Leonardo ed Edge, il gruppo emiratino della difesa, hanno definito i termini di un progetto industriale che li porterà a costituire negli Emirati Arabi una joint venture operativa dal 2026. L’intesa — firmata all’Airshow di Dubai dall’amministratore delegato e direttore generale di Leonardo, Roberto Cingolani — rappresenta l’evoluzione del percorso iniziato a febbraio e consolidato poi con il memorandum d’intesa siglato a giugno.
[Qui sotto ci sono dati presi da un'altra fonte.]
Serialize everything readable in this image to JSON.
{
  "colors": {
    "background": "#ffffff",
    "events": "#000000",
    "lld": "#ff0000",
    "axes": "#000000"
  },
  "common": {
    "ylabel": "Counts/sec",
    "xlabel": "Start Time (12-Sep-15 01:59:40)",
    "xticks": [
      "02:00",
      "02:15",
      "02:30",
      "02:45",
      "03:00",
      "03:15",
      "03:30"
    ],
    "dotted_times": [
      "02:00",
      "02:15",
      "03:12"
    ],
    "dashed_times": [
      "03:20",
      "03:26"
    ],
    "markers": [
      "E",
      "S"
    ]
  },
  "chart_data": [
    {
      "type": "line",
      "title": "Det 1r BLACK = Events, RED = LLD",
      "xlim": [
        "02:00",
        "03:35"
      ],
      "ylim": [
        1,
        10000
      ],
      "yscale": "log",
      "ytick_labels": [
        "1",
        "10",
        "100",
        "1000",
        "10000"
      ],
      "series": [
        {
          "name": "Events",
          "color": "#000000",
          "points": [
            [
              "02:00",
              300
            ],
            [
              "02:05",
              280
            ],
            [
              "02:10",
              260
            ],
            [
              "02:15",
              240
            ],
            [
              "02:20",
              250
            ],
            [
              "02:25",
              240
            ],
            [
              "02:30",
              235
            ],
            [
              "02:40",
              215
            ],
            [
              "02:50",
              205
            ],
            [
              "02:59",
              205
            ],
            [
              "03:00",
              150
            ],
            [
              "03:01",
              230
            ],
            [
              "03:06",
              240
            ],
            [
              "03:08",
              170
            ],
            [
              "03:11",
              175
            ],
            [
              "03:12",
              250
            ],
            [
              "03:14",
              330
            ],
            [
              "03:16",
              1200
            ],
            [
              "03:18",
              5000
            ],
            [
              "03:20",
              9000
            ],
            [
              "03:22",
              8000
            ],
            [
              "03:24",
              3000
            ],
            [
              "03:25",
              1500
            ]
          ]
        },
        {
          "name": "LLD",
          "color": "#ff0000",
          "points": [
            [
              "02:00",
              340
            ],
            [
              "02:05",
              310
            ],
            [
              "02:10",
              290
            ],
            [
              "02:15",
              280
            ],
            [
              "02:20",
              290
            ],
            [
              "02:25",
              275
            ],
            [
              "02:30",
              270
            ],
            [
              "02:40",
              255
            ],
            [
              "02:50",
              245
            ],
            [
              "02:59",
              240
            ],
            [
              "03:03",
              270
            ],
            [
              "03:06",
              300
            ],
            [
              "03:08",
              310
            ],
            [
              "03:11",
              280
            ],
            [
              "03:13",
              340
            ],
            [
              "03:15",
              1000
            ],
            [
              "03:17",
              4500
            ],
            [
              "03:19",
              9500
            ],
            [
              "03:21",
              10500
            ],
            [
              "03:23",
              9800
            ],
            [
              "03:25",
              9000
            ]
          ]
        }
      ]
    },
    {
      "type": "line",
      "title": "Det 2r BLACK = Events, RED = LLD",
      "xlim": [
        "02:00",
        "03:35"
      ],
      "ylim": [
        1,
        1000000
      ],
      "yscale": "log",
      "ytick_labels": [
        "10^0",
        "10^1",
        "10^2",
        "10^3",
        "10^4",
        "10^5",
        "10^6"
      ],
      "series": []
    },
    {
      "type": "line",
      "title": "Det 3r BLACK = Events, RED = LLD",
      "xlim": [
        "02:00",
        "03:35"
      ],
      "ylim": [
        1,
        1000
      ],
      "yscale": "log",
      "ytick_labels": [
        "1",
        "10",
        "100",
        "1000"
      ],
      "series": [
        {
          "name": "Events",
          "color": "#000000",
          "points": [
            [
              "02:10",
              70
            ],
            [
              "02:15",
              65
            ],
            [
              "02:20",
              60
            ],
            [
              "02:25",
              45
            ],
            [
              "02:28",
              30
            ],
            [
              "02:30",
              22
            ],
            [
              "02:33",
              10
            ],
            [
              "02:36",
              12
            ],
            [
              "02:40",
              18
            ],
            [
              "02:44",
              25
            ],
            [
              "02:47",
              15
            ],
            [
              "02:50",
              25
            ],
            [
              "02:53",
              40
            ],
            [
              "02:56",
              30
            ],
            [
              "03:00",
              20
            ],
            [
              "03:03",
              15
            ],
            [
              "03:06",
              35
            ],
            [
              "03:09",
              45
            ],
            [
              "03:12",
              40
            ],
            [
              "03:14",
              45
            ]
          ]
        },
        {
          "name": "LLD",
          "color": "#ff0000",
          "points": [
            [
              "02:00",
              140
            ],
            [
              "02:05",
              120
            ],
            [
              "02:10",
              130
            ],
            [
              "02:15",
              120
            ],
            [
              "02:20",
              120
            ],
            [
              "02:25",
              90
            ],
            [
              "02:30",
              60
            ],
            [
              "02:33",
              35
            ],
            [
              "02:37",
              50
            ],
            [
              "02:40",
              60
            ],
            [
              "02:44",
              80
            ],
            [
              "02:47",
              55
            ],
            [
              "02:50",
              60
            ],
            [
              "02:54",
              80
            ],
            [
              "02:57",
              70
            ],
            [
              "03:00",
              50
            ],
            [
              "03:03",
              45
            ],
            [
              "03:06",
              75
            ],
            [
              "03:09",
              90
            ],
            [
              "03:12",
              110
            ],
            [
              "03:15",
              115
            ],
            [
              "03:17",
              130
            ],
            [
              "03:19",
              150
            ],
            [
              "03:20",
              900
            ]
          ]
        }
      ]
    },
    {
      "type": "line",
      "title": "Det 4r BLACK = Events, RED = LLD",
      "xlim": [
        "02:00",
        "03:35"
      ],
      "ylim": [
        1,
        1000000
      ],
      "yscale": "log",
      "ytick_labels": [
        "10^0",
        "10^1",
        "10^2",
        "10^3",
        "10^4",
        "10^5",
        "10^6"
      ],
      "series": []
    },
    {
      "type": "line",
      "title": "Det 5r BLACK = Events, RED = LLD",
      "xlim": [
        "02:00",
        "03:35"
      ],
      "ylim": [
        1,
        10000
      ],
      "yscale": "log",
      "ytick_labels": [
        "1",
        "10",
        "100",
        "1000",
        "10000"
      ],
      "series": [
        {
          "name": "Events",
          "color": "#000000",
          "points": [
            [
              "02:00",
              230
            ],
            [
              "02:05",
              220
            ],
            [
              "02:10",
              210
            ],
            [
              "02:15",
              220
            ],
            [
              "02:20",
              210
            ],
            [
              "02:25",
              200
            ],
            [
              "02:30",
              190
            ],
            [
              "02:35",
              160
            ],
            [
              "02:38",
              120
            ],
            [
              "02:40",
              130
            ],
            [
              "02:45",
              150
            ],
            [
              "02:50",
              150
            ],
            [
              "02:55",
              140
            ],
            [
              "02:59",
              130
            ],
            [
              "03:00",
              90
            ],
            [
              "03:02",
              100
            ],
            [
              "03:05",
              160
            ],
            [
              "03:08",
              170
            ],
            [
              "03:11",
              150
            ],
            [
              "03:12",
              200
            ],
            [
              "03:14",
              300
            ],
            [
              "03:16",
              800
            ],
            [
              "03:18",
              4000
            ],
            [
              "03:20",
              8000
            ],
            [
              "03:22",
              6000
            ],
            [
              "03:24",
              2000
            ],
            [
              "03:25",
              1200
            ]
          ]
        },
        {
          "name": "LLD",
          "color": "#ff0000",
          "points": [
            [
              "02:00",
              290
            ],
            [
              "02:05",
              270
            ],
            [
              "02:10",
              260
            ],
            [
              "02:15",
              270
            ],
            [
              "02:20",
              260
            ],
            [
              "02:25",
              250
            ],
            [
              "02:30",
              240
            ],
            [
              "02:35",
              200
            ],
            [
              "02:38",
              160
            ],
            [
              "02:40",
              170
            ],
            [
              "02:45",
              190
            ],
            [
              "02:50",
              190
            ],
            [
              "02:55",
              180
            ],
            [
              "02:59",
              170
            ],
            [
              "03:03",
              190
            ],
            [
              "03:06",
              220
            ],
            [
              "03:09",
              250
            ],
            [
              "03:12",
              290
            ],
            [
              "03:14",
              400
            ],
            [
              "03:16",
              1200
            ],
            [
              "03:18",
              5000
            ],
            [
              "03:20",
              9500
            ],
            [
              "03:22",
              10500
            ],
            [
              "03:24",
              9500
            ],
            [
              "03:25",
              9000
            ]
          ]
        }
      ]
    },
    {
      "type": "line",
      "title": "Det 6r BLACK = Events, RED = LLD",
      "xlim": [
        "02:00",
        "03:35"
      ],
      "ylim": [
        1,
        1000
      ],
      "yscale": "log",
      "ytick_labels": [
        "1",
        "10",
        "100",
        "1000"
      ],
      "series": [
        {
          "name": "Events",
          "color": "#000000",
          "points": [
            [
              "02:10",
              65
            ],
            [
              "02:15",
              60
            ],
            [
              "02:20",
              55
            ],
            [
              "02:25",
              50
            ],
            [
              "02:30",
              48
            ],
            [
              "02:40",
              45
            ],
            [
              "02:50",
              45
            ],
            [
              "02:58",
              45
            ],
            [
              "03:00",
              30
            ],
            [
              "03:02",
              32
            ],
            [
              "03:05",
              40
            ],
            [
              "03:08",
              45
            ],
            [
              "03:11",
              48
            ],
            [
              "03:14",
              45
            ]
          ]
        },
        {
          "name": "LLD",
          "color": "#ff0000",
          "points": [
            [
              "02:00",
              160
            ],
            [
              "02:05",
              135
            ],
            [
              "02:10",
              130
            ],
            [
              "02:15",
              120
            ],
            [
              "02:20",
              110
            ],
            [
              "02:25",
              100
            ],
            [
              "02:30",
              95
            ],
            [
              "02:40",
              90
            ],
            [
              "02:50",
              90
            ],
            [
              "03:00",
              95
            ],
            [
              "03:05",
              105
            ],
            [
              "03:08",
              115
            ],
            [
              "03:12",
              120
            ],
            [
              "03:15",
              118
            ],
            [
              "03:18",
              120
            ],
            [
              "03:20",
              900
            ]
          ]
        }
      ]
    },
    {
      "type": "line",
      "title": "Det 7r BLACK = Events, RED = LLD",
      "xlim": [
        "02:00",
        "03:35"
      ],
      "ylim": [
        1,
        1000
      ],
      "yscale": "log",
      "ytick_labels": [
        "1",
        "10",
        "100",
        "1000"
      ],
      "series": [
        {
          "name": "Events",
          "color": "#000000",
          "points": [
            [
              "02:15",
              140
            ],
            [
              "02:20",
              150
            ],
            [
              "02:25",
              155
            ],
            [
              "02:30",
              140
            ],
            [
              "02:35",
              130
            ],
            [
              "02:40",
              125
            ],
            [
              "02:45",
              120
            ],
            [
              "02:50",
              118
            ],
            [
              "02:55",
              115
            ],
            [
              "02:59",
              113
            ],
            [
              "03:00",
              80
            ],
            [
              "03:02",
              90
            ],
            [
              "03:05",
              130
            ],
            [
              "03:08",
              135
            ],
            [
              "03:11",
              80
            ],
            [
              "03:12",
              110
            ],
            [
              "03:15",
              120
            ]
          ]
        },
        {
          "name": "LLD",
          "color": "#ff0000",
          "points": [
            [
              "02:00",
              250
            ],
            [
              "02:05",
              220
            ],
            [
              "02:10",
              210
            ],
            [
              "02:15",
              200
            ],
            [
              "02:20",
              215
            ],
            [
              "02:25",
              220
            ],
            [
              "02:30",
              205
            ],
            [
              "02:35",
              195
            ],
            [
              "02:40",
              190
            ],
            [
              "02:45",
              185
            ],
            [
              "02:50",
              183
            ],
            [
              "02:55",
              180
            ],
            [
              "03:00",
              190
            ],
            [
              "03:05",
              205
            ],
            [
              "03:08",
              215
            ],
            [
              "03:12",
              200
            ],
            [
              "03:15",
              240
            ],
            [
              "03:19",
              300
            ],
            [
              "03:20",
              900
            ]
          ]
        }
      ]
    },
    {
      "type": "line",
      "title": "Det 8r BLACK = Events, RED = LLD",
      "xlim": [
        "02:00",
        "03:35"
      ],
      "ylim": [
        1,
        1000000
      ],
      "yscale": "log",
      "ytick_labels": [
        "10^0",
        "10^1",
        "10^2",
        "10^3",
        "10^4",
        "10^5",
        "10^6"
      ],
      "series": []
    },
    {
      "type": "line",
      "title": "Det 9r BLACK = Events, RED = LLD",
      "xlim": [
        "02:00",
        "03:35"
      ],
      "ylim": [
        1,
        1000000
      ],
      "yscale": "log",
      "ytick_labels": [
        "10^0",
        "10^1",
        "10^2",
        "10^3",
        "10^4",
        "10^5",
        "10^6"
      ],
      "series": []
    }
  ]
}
L’accordo prevede una struttura societaria con Edge in posizione maggioritaria al 51 per cento e Leonardo al 49 per cento, in linea con le regole locali sugli investimenti.

Su cosa si focalizzerà la joint venture

Secondo quanto riportato nella nota diffusa dalle due aziende, il ventaglio di attività in fase di definizione includerà progettazione, sviluppo, collaudo, industrializzazione, produzione, commercializzazione e leasing dei futuri prodotti, oltre ai servizi di supporto e addestramento per l’intero ciclo di vita. La joint venture, inoltre, si occuperà della gestione dei diritti di proprietà intellettuale e della formazione della forza lavoro locale. Le tecnologie messe in discussione per il nuovo polo industriale arriveranno dal portafoglio Leonardo e saranno valutate insieme a Edge per stabilire quali soluzioni avviare alla produzione negli Emirati, da cui la società potrà poi aprire nuovi canali di export.